Salesforce now offers the sustainability app, branded publicly as Salesforce Sustainability Cloud, to 10 pilot customers, among them fellow San Francisco-based company, DocuSign. “As a company whose core offering is inherently forest-friendly, we are helping our more than 535,000 customers save millions of trees every year and decrease their use of paper,” explained Dan Springer, CEO of DocuSign. “This focus on sustainability is why we’re excited about Salesforce’s launch of Sustainability Cloud — it has great potential to help businesses tackle climate change more effectively by providing an easy solution for tracking, evaluating and ultimately reducing their impact on the environment.”
In its current state, Sustainability Cloud creates powerful data visualizations to help arm sustainability practitioners for both audit purposes and executive engagement. The team sees data visualization as a vital first step in evaluating corporate environmental impact and making the business case to executives to drive sustainability solutions in the organization. “You’ve got to see and feel how big this is in your business operation,” Su comments. Data visualization makes something as complex as carbon emissions which are invisible, actually visible — a helpful tactic for engaging the c-suite.
What’s the future of Sustainability Cloud?
The team has big goals for the future of Sustainability Cloud, and Salesforce technology on the whole, to help solve social and environmental challenges.
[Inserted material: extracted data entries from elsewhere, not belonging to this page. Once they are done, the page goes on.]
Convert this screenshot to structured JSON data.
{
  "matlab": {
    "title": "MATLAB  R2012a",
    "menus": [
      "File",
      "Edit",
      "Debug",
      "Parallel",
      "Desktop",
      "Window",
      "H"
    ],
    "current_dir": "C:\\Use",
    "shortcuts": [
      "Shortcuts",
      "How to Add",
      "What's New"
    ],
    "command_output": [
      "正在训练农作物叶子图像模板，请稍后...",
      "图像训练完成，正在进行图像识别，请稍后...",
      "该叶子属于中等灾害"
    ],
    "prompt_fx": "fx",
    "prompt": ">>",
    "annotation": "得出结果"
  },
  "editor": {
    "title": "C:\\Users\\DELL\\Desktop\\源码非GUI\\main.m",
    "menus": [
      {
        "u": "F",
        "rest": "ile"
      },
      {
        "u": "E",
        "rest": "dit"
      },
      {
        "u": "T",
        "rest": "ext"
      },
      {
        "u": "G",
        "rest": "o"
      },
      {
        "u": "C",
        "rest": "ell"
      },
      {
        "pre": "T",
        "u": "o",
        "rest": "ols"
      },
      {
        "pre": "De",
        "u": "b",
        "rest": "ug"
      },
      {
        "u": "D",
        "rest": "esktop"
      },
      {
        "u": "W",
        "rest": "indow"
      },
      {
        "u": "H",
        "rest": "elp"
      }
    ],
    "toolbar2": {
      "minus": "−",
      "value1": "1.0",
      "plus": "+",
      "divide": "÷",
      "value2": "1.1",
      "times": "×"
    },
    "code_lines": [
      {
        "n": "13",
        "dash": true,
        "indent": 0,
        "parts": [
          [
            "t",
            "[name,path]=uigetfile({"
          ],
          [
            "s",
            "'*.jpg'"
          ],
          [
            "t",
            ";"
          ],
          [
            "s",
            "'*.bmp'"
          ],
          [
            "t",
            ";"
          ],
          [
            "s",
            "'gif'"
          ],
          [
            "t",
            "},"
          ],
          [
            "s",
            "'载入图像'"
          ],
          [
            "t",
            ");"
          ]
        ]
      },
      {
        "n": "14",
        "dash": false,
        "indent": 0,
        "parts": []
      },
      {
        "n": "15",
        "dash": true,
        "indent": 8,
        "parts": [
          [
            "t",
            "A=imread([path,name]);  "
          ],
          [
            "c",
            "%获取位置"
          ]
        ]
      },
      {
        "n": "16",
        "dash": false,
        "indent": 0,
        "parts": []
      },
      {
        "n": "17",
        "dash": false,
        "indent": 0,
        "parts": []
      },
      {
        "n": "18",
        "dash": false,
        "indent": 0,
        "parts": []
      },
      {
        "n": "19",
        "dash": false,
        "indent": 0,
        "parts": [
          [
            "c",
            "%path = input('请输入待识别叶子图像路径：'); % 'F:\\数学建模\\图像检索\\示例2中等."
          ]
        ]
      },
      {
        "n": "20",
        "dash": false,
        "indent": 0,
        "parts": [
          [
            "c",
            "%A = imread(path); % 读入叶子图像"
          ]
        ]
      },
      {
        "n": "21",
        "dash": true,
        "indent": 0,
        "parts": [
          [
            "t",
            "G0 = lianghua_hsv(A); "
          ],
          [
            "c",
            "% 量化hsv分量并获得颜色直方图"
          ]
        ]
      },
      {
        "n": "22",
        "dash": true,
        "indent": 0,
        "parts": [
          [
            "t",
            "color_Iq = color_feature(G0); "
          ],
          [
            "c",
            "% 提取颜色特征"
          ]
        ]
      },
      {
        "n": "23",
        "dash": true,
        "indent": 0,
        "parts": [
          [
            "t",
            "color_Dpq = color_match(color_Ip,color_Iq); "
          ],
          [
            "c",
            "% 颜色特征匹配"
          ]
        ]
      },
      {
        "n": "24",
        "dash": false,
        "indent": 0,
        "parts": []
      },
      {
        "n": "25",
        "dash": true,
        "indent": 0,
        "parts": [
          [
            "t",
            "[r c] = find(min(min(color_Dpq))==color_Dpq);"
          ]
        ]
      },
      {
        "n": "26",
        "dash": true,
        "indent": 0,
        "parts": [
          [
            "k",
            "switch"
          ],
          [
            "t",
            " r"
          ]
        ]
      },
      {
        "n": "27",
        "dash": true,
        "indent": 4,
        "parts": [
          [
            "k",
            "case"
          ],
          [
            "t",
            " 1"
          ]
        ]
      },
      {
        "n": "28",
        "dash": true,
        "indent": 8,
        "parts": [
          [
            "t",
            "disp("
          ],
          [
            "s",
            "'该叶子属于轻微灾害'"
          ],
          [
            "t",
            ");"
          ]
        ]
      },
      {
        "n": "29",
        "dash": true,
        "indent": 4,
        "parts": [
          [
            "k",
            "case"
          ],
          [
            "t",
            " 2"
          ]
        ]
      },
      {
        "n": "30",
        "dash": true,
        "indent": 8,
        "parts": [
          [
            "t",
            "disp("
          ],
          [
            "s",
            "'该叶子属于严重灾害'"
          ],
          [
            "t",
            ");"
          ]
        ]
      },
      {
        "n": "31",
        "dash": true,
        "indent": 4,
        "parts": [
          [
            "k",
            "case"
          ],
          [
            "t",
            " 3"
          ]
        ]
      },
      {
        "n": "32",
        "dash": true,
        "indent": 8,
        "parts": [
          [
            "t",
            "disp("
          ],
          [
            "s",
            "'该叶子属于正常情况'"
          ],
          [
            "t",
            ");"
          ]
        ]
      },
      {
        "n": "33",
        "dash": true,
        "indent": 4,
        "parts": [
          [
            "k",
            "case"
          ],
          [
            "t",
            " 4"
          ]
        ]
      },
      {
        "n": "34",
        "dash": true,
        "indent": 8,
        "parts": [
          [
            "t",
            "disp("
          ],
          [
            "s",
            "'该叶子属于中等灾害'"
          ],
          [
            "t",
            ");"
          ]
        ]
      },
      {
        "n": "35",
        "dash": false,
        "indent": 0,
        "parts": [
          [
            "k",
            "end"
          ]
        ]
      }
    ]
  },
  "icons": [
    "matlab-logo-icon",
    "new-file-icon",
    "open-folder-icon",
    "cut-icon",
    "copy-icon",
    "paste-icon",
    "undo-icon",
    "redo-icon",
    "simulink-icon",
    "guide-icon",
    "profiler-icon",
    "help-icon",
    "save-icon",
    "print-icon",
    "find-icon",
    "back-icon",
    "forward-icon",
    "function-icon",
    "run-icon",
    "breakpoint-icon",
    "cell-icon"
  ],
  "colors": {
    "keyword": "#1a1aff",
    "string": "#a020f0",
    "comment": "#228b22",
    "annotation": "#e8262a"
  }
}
“The environment is a key stakeholder for every business and everyone on the planet,” says Flynn. “Addressing climate change is critical to ensuring our future.” The 2018 UN Intergovernmental Panel on Climate Change report predicts humans have only about a decade to bring global warming under control.
First, it’s ramping up the product functionalities, so that Sustainability Cloud can not only measure data, but also drive the target-setting process and advise on next steps. “As more organizations start using Sustainability Cloud, there will be more peer benchmarking, anonymized data to track progress, communities to share best practices, and ways to input supply chain information,” says Flynn. “This means that you and your peers can mobilize shared suppliers or mobilize each other in the case where you are each other’s biggest suppliers. I think the opportunities are endless.”
There are far more Salesforce tools and technologies that could have a positive role to play in helping companies with their sustainability efforts. “Take some very advanced technology like blockchain. I know that could be valuable for carbon credits, and the sustainable energy market,” says Su.
Flynn describes a future state. It’s 2030. We’ve cut global emissions in half successfully, maybe more. We’re blown away by how quickly electric vehicles have been adopted. Global forest cover is greater than it was in 2018. The Paris Agreement and the UN Sustainable Development Goals have created the backdrop for a truly global environmental movement.
“I hope when we’re standing there and we look back at that success story, that it’s one of everyone coming together. My hope for this platform is that it’s not just a way for an individual company to set, achieve, and exceed their own ambition, but a place for companies, communities, and countries to come together to collaborate.”
In the wake of the most pressing challenge of our time, companies working together to aim higher to hit those goals, is crucial.